2. Contested catches are an issue
We only listed Fleener with one drop this season, but that's not indicative of his prowess in that area.
Fleener had a 60 percent catch rate in 2013, and a 54 percent catch rate in 2012. Those aren't impressive numbers for a player who makes most of his catches as an underneath receiver.
The reason is that Fleener struggled on contested balls. He doesn't use his frame well to box out defenders, and he is also susceptible to dropping the ball after getting hit over the top. We marked 11 of Fleener's targets as "defensed" in our charting project. A few of those are good plays on the ball by zone defenders, but I counted seven of them as plays where a trailing defender broke up the route. Some of those balls were broke up because Fleener didn't box his opposite number out well enough. Others were shots that dislodged the ball after Fleener had already caught it.
Luck tends to be just a tad streaky in games. It's one of his few flaws as a quarterback. He can string together a poor half of throws and make some poor reads. (I would cite the first halves of Week 4 in Jacksonville, Week 8 in Houston, Week 9 against St. Louis, and Week 11 at Arizona as evidence.)
But the primary reason that Fleener has middling catch rates is himself.
Obviously we don't have the actual play calls. These charts are educated guesses and should not be considered gospel.

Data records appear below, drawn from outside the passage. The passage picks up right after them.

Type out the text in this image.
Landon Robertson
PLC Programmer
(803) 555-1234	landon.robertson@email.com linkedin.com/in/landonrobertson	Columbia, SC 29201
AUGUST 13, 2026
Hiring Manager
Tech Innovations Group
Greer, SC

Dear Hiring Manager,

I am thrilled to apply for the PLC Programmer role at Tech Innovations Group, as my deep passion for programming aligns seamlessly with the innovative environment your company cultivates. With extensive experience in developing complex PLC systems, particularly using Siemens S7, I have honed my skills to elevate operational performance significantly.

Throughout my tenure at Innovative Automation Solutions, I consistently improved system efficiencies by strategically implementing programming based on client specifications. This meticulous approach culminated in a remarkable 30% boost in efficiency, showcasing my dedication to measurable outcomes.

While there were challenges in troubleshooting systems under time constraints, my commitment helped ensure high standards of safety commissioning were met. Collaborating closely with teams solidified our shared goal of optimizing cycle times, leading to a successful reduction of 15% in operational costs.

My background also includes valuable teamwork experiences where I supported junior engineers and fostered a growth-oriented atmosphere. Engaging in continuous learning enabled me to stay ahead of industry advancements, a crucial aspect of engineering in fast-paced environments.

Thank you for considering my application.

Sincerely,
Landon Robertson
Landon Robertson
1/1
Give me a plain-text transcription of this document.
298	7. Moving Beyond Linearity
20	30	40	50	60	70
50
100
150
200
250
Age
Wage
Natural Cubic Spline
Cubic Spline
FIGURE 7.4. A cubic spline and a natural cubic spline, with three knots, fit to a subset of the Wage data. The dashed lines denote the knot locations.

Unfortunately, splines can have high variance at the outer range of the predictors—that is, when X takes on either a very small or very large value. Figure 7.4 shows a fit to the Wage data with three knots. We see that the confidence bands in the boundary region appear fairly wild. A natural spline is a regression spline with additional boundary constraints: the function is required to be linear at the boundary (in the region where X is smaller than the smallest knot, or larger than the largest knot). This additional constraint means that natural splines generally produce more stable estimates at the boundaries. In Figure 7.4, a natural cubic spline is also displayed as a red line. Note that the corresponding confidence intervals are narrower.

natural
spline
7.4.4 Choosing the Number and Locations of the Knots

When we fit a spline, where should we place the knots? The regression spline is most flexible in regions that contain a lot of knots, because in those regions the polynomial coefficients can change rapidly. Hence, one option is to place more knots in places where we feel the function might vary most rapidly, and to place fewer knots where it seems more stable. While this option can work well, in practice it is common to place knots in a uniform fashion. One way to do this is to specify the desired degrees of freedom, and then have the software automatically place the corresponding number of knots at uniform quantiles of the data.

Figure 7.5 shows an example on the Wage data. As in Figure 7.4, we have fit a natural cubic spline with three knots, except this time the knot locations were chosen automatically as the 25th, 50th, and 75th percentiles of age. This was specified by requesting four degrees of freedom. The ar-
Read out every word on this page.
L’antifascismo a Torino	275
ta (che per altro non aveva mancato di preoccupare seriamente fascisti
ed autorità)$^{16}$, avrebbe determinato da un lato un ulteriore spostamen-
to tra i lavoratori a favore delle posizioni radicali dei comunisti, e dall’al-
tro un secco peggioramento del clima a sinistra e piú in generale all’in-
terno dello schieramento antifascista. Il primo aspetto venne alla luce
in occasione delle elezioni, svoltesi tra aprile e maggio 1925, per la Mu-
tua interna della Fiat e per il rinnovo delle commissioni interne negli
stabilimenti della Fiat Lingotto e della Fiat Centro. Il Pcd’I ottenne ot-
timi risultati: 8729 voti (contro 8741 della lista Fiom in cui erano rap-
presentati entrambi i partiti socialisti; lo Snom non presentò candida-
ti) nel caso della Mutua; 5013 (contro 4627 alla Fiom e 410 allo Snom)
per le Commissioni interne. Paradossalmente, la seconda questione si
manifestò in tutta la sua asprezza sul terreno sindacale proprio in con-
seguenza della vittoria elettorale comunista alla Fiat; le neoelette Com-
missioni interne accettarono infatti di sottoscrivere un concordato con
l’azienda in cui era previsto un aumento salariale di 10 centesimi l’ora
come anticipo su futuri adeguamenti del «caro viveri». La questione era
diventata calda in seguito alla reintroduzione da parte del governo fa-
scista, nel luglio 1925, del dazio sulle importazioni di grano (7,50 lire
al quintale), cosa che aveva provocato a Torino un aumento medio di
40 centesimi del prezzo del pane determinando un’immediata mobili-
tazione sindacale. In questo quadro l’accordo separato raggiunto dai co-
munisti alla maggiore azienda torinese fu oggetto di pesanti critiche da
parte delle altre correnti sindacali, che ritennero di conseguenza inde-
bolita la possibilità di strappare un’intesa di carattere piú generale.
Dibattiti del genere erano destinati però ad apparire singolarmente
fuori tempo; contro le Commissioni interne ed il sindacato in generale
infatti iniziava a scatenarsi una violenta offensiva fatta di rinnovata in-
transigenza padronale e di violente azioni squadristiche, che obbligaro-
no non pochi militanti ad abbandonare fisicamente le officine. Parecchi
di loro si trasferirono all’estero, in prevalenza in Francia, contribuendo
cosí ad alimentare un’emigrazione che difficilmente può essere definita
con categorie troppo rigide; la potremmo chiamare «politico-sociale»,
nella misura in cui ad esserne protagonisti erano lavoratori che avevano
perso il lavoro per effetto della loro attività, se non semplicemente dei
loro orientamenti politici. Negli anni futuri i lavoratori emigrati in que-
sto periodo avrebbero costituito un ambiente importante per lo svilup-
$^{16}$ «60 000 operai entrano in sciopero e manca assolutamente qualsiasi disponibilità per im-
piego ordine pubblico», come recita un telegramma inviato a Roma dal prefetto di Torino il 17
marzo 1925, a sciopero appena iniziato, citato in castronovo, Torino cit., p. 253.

52 of the 88 targets we've listed for Fleener come on underneath routes, curls, or comeback routes. It strikes me as unlikely that Pep Hamilton's offense split Fleener's targets up like that by chance. Hilton was very good at winning deep, but no other receiver on the offense stepped up and played well in the intermediate area. Of those 52 targets, I listed 36 as either "Flat" or "Drive" receptions -- quick crosses.
I wouldn't suggest that Fleener can't be a deep receiver. He's not a bad route-runner, and he can get some separation at the top of his routes. But that's more in the "flashes" stage than a known factor. He doesn't do it with consistency.
I don't know why Hamilton has soured on using Fleener for deep or intermediate routes. My guess is it has something to do with the tight-coverage problems. Outside of the big YPA gains he had on those blown coverages, there's nothing to recommend about him as a deep option.
4. JAG is a re-run tonight
So let's draw the full picture here.
We have a player who, in the midst of a receiver shortage for his team, can't be an effective target. 42 of his targets came in a five-week post-Wayne stretch from Week 10 to Week 14. He mustered just a 45 percent success rate as a bigger part of the offense in those games.
We have a player who showed no special ability to get open, break tackles, or otherwise alter the game outside the structure of the offense.
Hakeem Nicks is now on board, and Wayne and Allen are coming back from their injuries. There's no guarantee that Fleener sees opportunities in 11-personnel packages. Based on the evidence we have of his play, it would be understandable for Hamilton and Chuck Pagano to cut his snaps.
Fleener isn't a bad player -- he's a bit player. He's been an unreliable target. He's not a special blocker. Not exactly the return you're hoping for from a second-round pick. More like the kind of player who can help an offense as a lower-tier option.
In other words: his best skill thus far has been his ability to stay on the field.